Cathedral Quire

This is the quire. Above you is the painted 19th-century tower ceiling and by the altar are rare surviving medieval floor tiles. St Davids is unique in having a royal quire stall sitting alongside members of Chapter. The hinged seats in the stalls have carved ledges to lean upon called misericords. These lively carvings include a dragon, an owl, and pilgrims being seasick over the side of a boat!

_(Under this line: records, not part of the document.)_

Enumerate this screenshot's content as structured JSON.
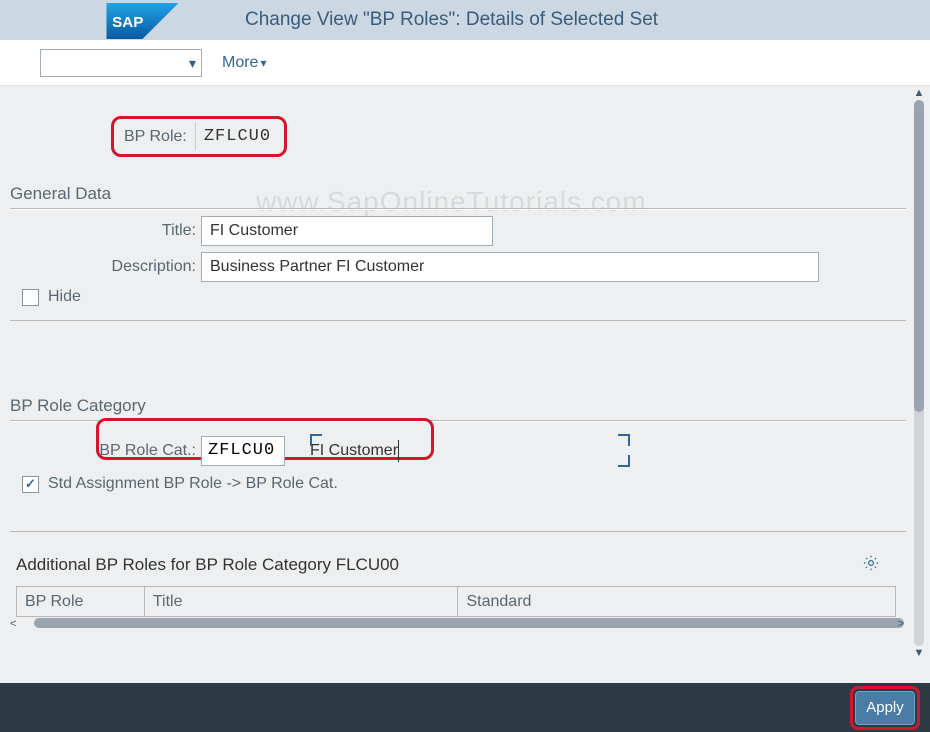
{
  "header": {
    "logo_text": "SAP",
    "title": "Change View \"BP Roles\": Details of Selected Set"
  },
  "toolbar": {
    "dropdown_value": "",
    "more_label": "More"
  },
  "watermark": "www.SapOnlineTutorials.com",
  "bp_role": {
    "label": "BP Role:",
    "value": "ZFLCU0"
  },
  "general_data": {
    "heading": "General Data",
    "title_label": "Title:",
    "title_value": "FI Customer",
    "description_label": "Description:",
    "description_value": "Business Partner FI Customer",
    "hide_label": "Hide",
    "hide_checked": false
  },
  "bp_role_category": {
    "heading": "BP Role Category",
    "cat_label": "BP Role Cat.:",
    "cat_value": "ZFLCU0",
    "cat_desc": "FI Customer",
    "std_label": "Std Assignment BP Role -> BP Role Cat.",
    "std_checked": true
  },
  "additional": {
    "heading": "Additional BP Roles for BP Role Category FLCU00",
    "columns": [
      "BP Role",
      "Title",
      "Standard"
    ]
  },
  "footer": {
    "apply_label": "Apply"
  }
}
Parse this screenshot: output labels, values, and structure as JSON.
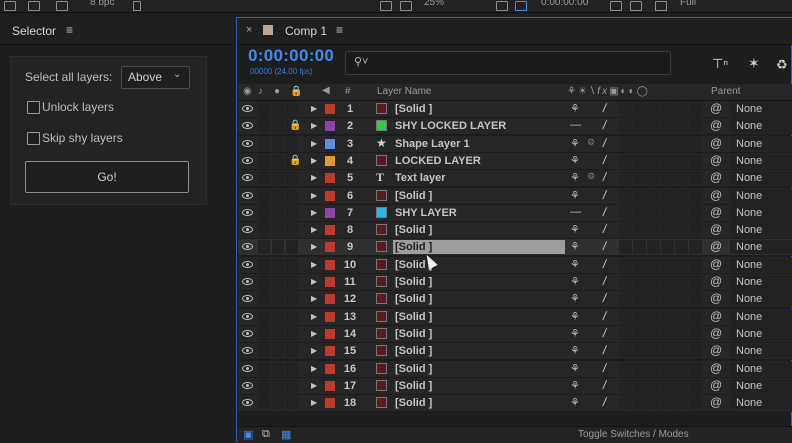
{
  "topbar": {
    "bpc": "8 bpc",
    "zoom": "25%",
    "time": "0:00:00:00",
    "resolution": "Full"
  },
  "selector": {
    "title": "Selector",
    "menu_icon": "hamburger-icon",
    "select_all_label": "Select all layers:",
    "select_all_value": "Above",
    "unlock_label": "Unlock layers",
    "skip_shy_label": "Skip shy layers",
    "go_label": "Go!"
  },
  "comp": {
    "tab_label": "Comp 1",
    "timecode": "0:00:00:00",
    "fps": "00000 (24.00 fps)",
    "search_placeholder": ""
  },
  "columns": {
    "num": "#",
    "layer_name": "Layer Name",
    "parent": "Parent"
  },
  "layers": [
    {
      "num": "1",
      "name": "[Solid ]",
      "color": "#c0392b",
      "src": "#5a1a22",
      "locked": false,
      "shy": false
    },
    {
      "num": "2",
      "name": "SHY LOCKED LAYER",
      "color": "#8e44ad",
      "src": "#2ecc40",
      "locked": true,
      "shy": true
    },
    {
      "num": "3",
      "name": "Shape Layer 1",
      "color": "#5b8fe0",
      "src": "star",
      "locked": false,
      "shy": false
    },
    {
      "num": "4",
      "name": "LOCKED LAYER",
      "color": "#e8962e",
      "src": "#5a1a22",
      "locked": true,
      "shy": false
    },
    {
      "num": "5",
      "name": "Text layer",
      "color": "#c0392b",
      "src": "T",
      "locked": false,
      "shy": false
    },
    {
      "num": "6",
      "name": "[Solid ]",
      "color": "#c0392b",
      "src": "#5a1a22",
      "locked": false,
      "shy": false
    },
    {
      "num": "7",
      "name": "SHY LAYER",
      "color": "#8e44ad",
      "src": "#1fb8f0",
      "locked": false,
      "shy": true
    },
    {
      "num": "8",
      "name": "[Solid ]",
      "color": "#c0392b",
      "src": "#5a1a22",
      "locked": false,
      "shy": false
    },
    {
      "num": "9",
      "name": "[Solid ]",
      "color": "#c0392b",
      "src": "#5a1a22",
      "locked": false,
      "shy": false
    },
    {
      "num": "10",
      "name": "[Solid ]",
      "color": "#c0392b",
      "src": "#5a1a22",
      "locked": false,
      "shy": false
    },
    {
      "num": "11",
      "name": "[Solid ]",
      "color": "#c0392b",
      "src": "#5a1a22",
      "locked": false,
      "shy": false
    },
    {
      "num": "12",
      "name": "[Solid ]",
      "color": "#c0392b",
      "src": "#5a1a22",
      "locked": false,
      "shy": false
    },
    {
      "num": "13",
      "name": "[Solid ]",
      "color": "#c0392b",
      "src": "#5a1a22",
      "locked": false,
      "shy": false
    },
    {
      "num": "14",
      "name": "[Solid ]",
      "color": "#c0392b",
      "src": "#5a1a22",
      "locked": false,
      "shy": false
    },
    {
      "num": "15",
      "name": "[Solid ]",
      "color": "#c0392b",
      "src": "#5a1a22",
      "locked": false,
      "shy": false
    },
    {
      "num": "16",
      "name": "[Solid ]",
      "color": "#c0392b",
      "src": "#5a1a22",
      "locked": false,
      "shy": false
    },
    {
      "num": "17",
      "name": "[Solid ]",
      "color": "#c0392b",
      "src": "#5a1a22",
      "locked": false,
      "shy": false
    },
    {
      "num": "18",
      "name": "[Solid ]",
      "color": "#c0392b",
      "src": "#5a1a22",
      "locked": false,
      "shy": false
    }
  ],
  "selected_layer": "9",
  "parent_value": "None",
  "bottom": {
    "toggle_label": "Toggle Switches / Modes"
  }
}
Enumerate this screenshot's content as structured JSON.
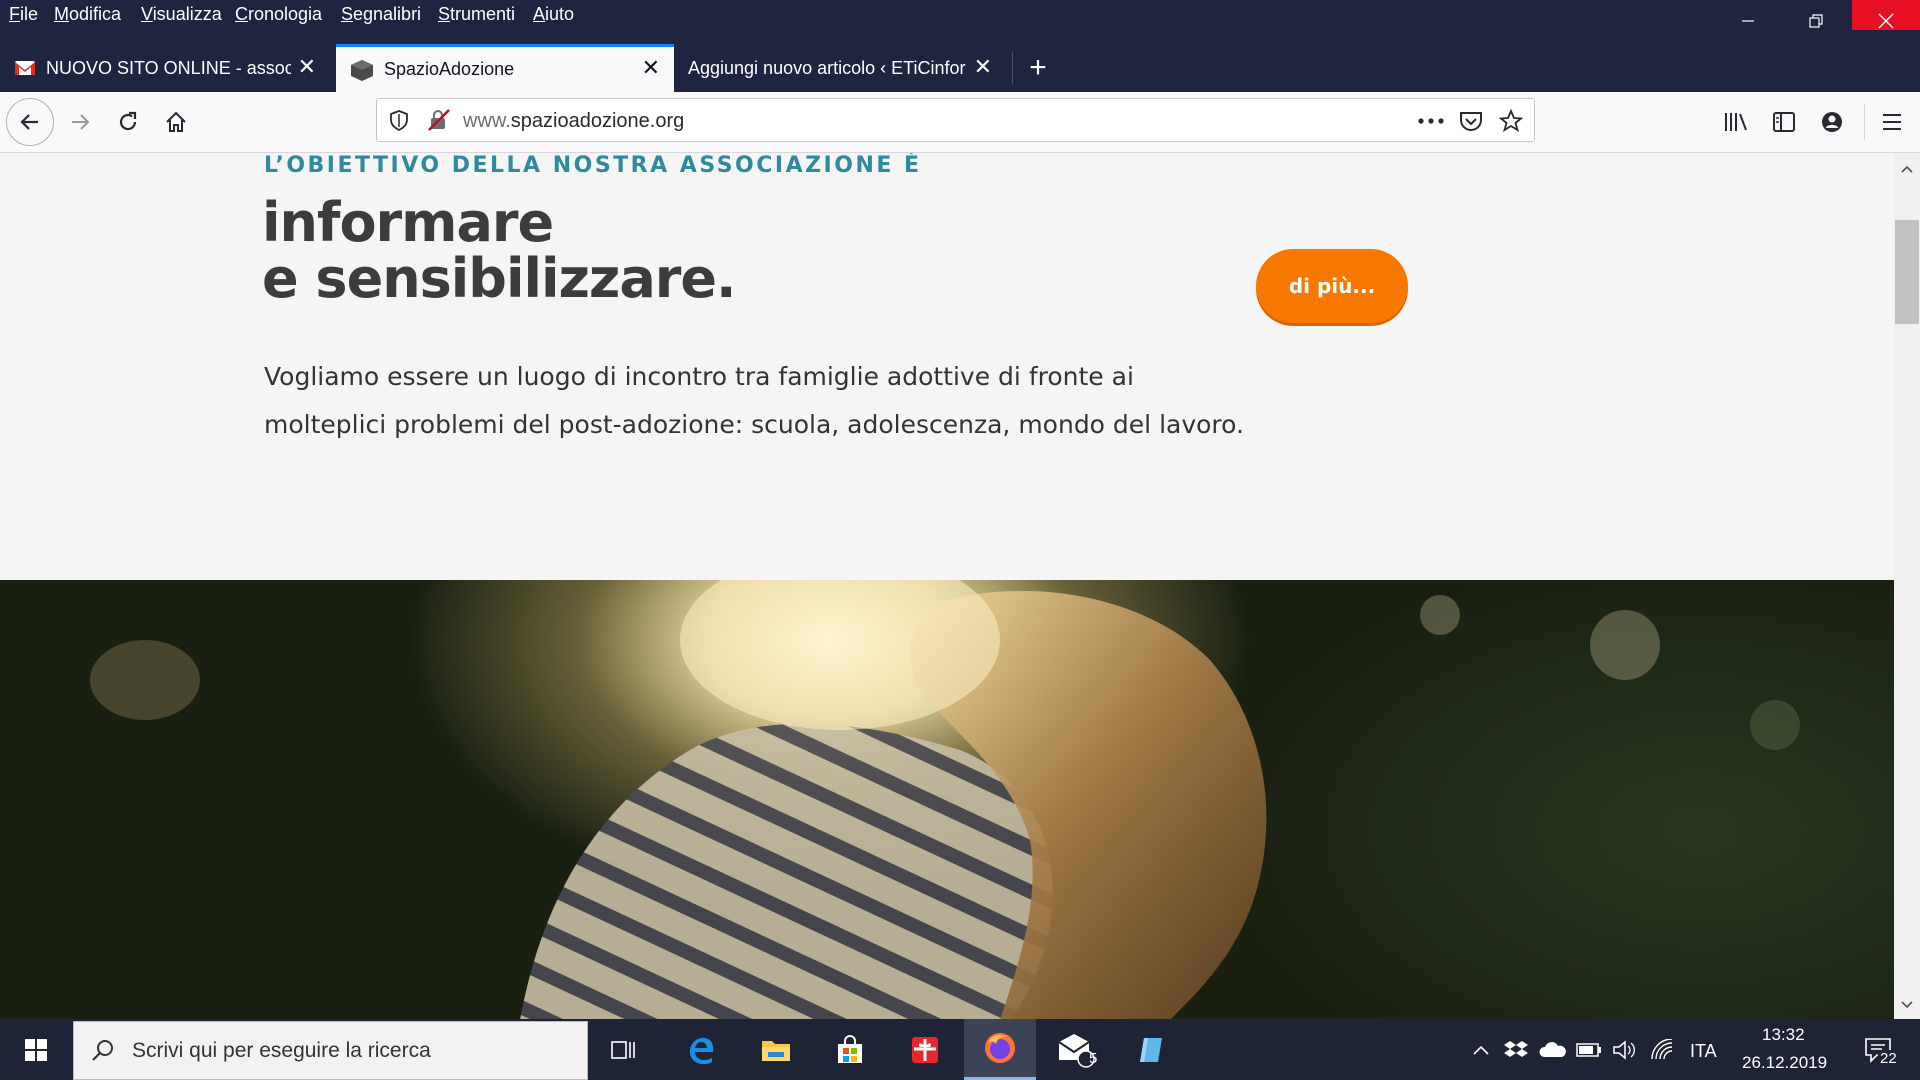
{
  "menubar": {
    "items": [
      "File",
      "Modifica",
      "Visualizza",
      "Cronologia",
      "Segnalibri",
      "Strumenti",
      "Aiuto"
    ]
  },
  "tabs": [
    {
      "label": "NUOVO SITO ONLINE - associa",
      "icon": "gmail-icon",
      "active": false
    },
    {
      "label": "SpazioAdozione",
      "icon": "site-cube-icon",
      "active": true
    },
    {
      "label": "Aggiungi nuovo articolo ‹ ETiCinfor",
      "icon": "",
      "active": false
    }
  ],
  "navbar": {
    "url_prefix": "www.",
    "url_host": "spazioadozione.org"
  },
  "page": {
    "eyebrow": "L’OBIETTIVO DELLA NOSTRA ASSOCIAZIONE È",
    "headline_line1": "informare",
    "headline_line2": "e sensibilizzare.",
    "more_button": "di più...",
    "intro": "Vogliamo essere un luogo di incontro tra famiglie adottive di fronte ai molteplici problemi del post-adozione: scuola, adolescenza, mondo del lavoro.",
    "accent_color": "#f77800",
    "eyebrow_color": "#2f8a9c"
  },
  "taskbar": {
    "search_placeholder": "Scrivi qui per eseguire la ricerca",
    "mail_badge": "5",
    "language": "ITA",
    "time": "13:32",
    "date": "26.12.2019",
    "notifications": "22"
  }
}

The choir stalls were constructed in the late 15th to early 16th century. They feature the flip-up seats called misericords, literally ‘mercy seats’. These seats have a ledge on which those in the choir could unobtrusively rest whilst remaining standing as was required through the long sung services of the medieval period. The underside of the misericord seats reveals fine 16th century carvings. Many of these feature scenes from moralistic tales as well as fantastic beasts and very basic toilet humour! The "Green Man" is a common medieval motif. It is thought to be a way of showing how the wild, natural world (a place of demons and fear in this period) could be brought inside the church and made safe.

The surviving medieval floor tiles bear the coats of arms the nobility. Coats of arms are also painted on some of the backs of the stalls and at the end of benches. Some of these are the arms of the families associated with the canons and their estates, others are the arms of families who supported the cathedral financially by paying for building work or funding a priest who would then say masses for the soul of the donor and their family after death and thereby speed their journey to heaven.